Nizwa Market, Oman

The city government refurbished Nizwa Market a few years ago. For travelers, new market is code for “less interesting”. When we travel, we’re looking for the gritty and the authentic. But sometimes, the authentic happens to be new. Even in a foreign country like Oman. As travelers, we have to accept that. We can’t expect places to be the way we wish them.

 

Despite Nizwa Market’s makeover, there is still plenty of interest for visitors. Sure there is the tourist section with beautiful hand-made souvenirs, but there is also the real market where locals buy everything from spices to swordfish. It isn’t as rustic looking as it use to be, but it’s the same old people and the many of the goods they’ve been buying and selling for centuries.
Nizwa Market

 

The thing that still stands out in my memory from Oman is that people wear their traditional dress.
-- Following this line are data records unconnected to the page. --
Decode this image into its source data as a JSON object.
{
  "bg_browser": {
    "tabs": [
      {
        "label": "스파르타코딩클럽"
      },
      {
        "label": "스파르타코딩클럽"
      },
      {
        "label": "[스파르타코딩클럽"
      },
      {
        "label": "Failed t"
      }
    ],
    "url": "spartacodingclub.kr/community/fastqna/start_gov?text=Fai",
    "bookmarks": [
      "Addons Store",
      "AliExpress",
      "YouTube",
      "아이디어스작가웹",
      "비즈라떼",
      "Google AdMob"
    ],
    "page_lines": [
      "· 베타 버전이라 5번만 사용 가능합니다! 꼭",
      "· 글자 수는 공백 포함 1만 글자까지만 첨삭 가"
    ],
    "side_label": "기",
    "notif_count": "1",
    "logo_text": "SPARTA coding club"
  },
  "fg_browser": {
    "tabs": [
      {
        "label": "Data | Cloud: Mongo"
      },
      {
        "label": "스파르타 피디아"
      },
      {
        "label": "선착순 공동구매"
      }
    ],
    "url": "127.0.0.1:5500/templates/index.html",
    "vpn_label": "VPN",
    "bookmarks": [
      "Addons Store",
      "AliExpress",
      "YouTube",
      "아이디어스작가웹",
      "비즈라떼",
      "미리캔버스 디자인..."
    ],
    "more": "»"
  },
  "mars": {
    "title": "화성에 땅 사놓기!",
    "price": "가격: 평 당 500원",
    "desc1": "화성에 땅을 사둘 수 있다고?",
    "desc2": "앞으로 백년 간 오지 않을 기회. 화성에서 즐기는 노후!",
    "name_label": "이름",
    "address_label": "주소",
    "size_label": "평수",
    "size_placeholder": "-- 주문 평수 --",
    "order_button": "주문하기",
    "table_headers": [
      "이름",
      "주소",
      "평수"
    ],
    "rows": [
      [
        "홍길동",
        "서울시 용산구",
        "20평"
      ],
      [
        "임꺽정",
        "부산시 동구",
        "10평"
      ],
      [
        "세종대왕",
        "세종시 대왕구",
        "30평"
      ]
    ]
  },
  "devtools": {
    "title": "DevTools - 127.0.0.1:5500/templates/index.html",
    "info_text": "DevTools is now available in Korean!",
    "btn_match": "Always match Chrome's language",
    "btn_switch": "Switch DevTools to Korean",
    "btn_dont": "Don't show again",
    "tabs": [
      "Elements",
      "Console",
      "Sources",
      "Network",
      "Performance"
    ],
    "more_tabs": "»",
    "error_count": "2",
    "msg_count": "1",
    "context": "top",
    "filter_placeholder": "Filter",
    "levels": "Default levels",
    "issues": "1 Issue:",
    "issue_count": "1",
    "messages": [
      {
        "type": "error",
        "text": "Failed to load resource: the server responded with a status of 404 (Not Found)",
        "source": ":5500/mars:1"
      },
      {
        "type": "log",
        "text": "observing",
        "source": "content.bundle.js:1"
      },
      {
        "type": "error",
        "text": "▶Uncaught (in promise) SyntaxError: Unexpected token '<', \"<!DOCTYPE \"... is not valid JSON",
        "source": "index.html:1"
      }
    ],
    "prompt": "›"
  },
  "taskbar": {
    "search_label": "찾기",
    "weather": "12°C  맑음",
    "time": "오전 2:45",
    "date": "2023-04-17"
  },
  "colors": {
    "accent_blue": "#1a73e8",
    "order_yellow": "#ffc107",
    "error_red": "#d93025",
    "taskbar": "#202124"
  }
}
Most men wear a dishdasha (also know as a thawb or thobe). The dishdasha  is an ankle-length, collarless robe which buttons at the neck and has a tassel hanging down. Traditionally this tassel would be dipped in perfume. The dishdasha is commonly worn by men throughout the Arabian Peninsula.

 

Nizwa Market was quiet in the heat of the late morning when we visited but the fish mongers were happy to show off their catch. Some were still busy cutting up the huge tuna. Elderly men sat around on the perimeter of the market chatting with each other. We took a short walk through the narrow streets behind the market before visiting the Nizwa Fort nearby.